The caterpillar looked like a small, cylindrical accordion--a concertina--with pleats running around its circumference and spaced evenly along its axis. The pleats extended from just under the surface of the cuticle all the way into the top of the epidermis, the layer of living skin cells that secrete the cuticle. Carter and Locke realized that these pleats must help the length of a growing caterpillar keep up with its circumference.

They proved their hunch by looking at caterpillars during the last of the bugs’ five growth stages. Early in the fifth stage, each caterpillar had a pleat every 10 to 15 microns along its axis. But by the time the caterpillar had finished growing, the pleats were as much as 60 microns apart. In some full-grown caterpillars, the researchers found, the pleats were missing altogether--stretched out, apparently, by the insects’ growth.

Based on those and other observations, Locke and Carter now believe that a caterpillar, any caterpillar, begins each growth stage with lots of deeply folded pleats. As its blood supply expands, the caterpillar’s internal pressure increases, and it begins to grow--and it can grow much more easily along its long axis, by simply unfolding the pleats, than around its circumference. Once the pleats are gone, the caterpillar continues to grow by actually stretching its cuticle; because of the stress difference, it then grows twice as fast in circumference as in length. But the head start given to the axis by the unfolding of the pleats balances the stress difference and keeps length and circumference in the same proportion. At the end of each growth stage, the stretched cuticle relaxes and contracts somewhat, and the pleats are reformed.

Why do pleats form in the first place, and why don’t any run parallel to the caterpillar’s axis? Locke and Carter found the answer in the epidermis. The cuticle is not really living, but the epidermal cells are, says Carter. They’re the ones that must organize the structure. The organizing is done by stiff fibers called microtubules.

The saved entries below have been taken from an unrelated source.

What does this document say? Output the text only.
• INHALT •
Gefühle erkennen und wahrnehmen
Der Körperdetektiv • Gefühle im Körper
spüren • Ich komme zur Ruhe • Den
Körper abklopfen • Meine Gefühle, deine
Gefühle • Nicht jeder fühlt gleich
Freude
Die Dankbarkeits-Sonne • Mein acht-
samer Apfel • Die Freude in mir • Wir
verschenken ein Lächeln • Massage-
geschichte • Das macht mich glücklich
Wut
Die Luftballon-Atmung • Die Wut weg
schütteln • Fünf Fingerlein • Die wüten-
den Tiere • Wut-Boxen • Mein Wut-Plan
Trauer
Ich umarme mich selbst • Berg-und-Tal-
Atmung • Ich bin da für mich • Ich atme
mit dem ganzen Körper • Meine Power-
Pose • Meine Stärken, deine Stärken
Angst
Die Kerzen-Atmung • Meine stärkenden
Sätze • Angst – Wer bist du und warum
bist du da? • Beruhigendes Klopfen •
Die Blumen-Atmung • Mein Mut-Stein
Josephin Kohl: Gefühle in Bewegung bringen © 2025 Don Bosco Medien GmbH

Usually microtubules crisscross a cell and help give it its shape. In a caterpillar’s epidermis, however, many of the fibers run along the top of each cell, just under the cuticle, in a circumferential direction. These fiber bundles, says Carter, act as hoops. When the cuticle contracts, the hoops don’t, and so the cuticle drapes itself over them, forming the pleats. no pleats form parallel to the caterpillar’s axis because the hoops are too stiff to bend.

Why had nobody seen before that a caterpillar is like a concertina? Caterpillar cuticle is extremely slushy--I’ve heard it compared to snot, says Carter. So to look at it we used to cut off the caterpillar’s end and inflate it in fixative. Of course, that stretched it all out, so you wouldn’t see any folds. We’d never have seen them if it weren’t for Krazy Glue.